Bush’s decision to increase the aid came amid mounting criticism that the United States was slow to respond and that he was slow to publicly express his condolences.
“Clearly, our first step forward was not sufficient,” said P.J. Crowley, a retired colonel who served as a Pentagon spokesman in both Republican and Democratic administrations and was a White House national security aide in the Clinton administration. “This is an event of literally epic proportions and for the White House to take 72 hours before the president was visible on this, I think was a mistake.”
Crowley said the disaster offers the administration a chance to improve U.S. relations with the Islamic world, where anti-American sentiment has been on the rise since the Iraq war. Indonesia, one of the countries hardest hit by the tsunamis, has the world’s largest Muslim population.
“Indonesia is one of those countries where al-Qaeda has been active,” Crowley said. “It is in our long-term interest to develop an even stronger relationship with Indonesia and other countries in the region. We should look at this within the prism of the war on terror, and if we fail to respond effectively, it will be an opportunity lost.”
David L. Phillips, vice president of the Council on Foreign Relations, a private world affairs group, said that a successful U.S. aid effort could take the edge off of anti-American sentiment in the region.
“The president of Indonesia said to the president very early on after Sept. 11 that she was going to work with him, but American popularity in Indonesia has plummeted,” Phillips said. “If we’re seen as being generous and playing a role in helping Indonesia deal with this, it buys some political space, some political cushion for the president of Indonesia to help Bush with the war on terror.”

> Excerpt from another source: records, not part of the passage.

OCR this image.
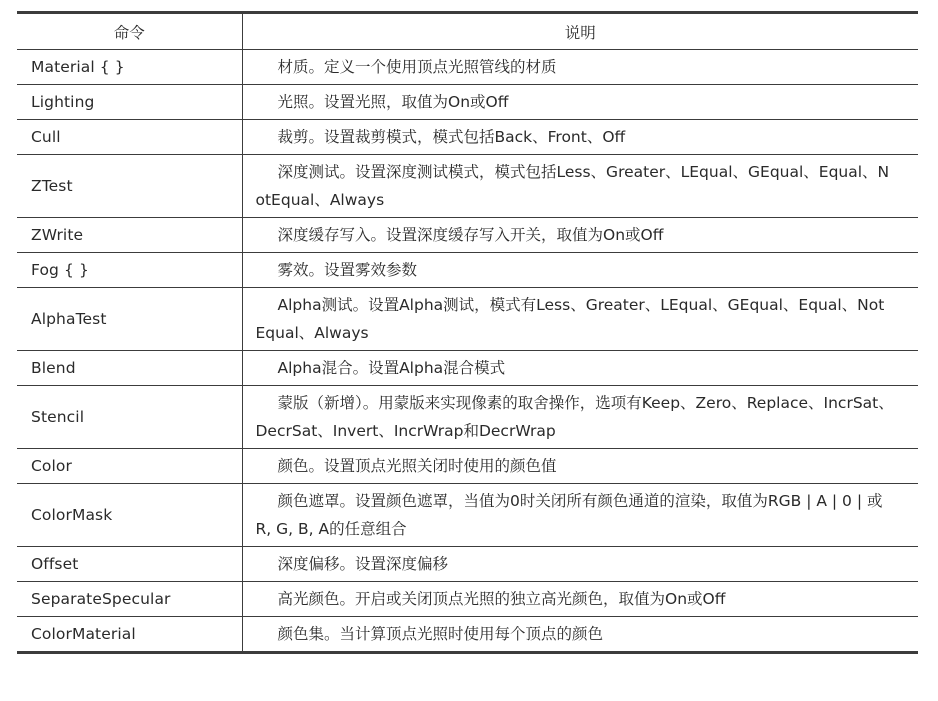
命令	说明
Material { }	材质。定义一个使用顶点光照管线的材质
Lighting	光照。设置光照，取值为On或Off
Cull	裁剪。设置裁剪模式，模式包括Back、Front、Off
ZTest	深度测试。设置深度测试模式，模式包括Less、Greater、LEqual、GEqual、Equal、NotEqual、Always
ZWrite	深度缓存写入。设置深度缓存写入开关，取值为On或Off
Fog { }	雾效。设置雾效参数
AlphaTest	Alpha测试。设置Alpha测试，模式有Less、Greater、LEqual、GEqual、Equal、NotEqual、Always
Blend	Alpha混合。设置Alpha混合模式
Stencil	蒙版（新增）。用蒙版来实现像素的取舍操作，选项有Keep、Zero、Replace、IncrSat、DecrSat、Invert、IncrWrap和DecrWrap
Color	颜色。设置顶点光照关闭时使用的颜色值
ColorMask	颜色遮罩。设置颜色遮罩，当值为0时关闭所有颜色通道的渲染，取值为RGB | A | 0 | 或R, G, B, A的任意组合
Offset	深度偏移。设置深度偏移
SeparateSpecular	高光颜色。开启或关闭顶点光照的独立高光颜色，取值为On或Off
ColorMaterial	颜色集。当计算顶点光照时使用每个顶点的颜色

To help the survivors, the U.S. military has launched one of its largest disaster relief missions in history.
At the same time, Canada and the Netherlands have joined a core group that the United States formed earlier this week with India, Japan and Australia to help coordinate relief efforts with the United Nations.
“They are resolving potential bottlenecks,” Fintor said. “The chief one at this moment are supplies at airports awaiting final delivery.”
The U.S. death toll stands at 15, with eight dead in Thailand and seven in Sri Lanka, “although we fear there may be more,” Fintor said. “We have been able to account for many hundreds of those whose families have contacted us, although new calls come in constantly.”
Since Dec. 26, the State Department’s toll-free hot line has fielded more than 6,000 inquiries from Americans wondering about the welfare and whereabouts of family members. U.S. embassy workers in the affected nations are working round the clock to issue no-fee passports, provide money and other assistance to Americans in the region.